Chill wind blows through Chinese Academy of Social Sciences
While the government has poured energy and money into developing its science institute, some professors of philosophy and social sciences feel they are under fire.

While the government has poured energy and money into developing its science institute, some professors of philosophy and social sciences feel they are under fire.

The academy has long been seen as a stronghold of the mainland's Marxist-Leninist ideologues and a propaganda tool of the Communist Party. But it's also well respected.
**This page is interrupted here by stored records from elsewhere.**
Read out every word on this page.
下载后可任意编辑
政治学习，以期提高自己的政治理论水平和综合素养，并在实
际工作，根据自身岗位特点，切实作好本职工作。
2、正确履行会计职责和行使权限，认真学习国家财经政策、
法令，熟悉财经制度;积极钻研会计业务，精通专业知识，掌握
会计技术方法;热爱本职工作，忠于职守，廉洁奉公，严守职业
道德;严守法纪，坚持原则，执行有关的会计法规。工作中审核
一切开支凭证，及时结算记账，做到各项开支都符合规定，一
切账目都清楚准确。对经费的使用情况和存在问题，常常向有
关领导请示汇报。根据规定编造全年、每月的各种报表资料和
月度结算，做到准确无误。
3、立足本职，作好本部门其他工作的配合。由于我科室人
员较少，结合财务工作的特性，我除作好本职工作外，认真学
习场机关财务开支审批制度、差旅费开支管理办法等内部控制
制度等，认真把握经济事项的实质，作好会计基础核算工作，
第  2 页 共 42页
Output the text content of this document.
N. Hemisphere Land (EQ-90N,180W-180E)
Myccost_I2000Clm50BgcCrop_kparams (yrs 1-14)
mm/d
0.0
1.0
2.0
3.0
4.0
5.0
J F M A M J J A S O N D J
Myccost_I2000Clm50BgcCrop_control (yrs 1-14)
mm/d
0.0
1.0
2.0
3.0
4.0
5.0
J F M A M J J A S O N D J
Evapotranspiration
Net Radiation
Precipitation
It is considered one of the world's largest research institutes for social sciences in terms of personnel and physical resources.
More than 4,000 resident scholars - many of them China's best and brightest - work at the academy's 39 research institutes, 180 research centres and one graduate school.
In June the party criticised CASS scholars for not hewing to the party's ideological or political beliefs.
Zhang Yingwei, head of the party's discipline inspection office at CASS, said the academy had been "infiltrated by foreign forces" and "was conducting illegal collusion at politically sensitive times". He also said it had been using academic research as a guise for other purposes and using the internet to promote theories that played into the hands of foreign powers.
Last month, Zhao Shengxuan, vice-president and deputy party chief of CASS, was quoted in the People's Daily as saying the academy would "treat political discipline as a criterion of the utmost importance in the assessment of academics".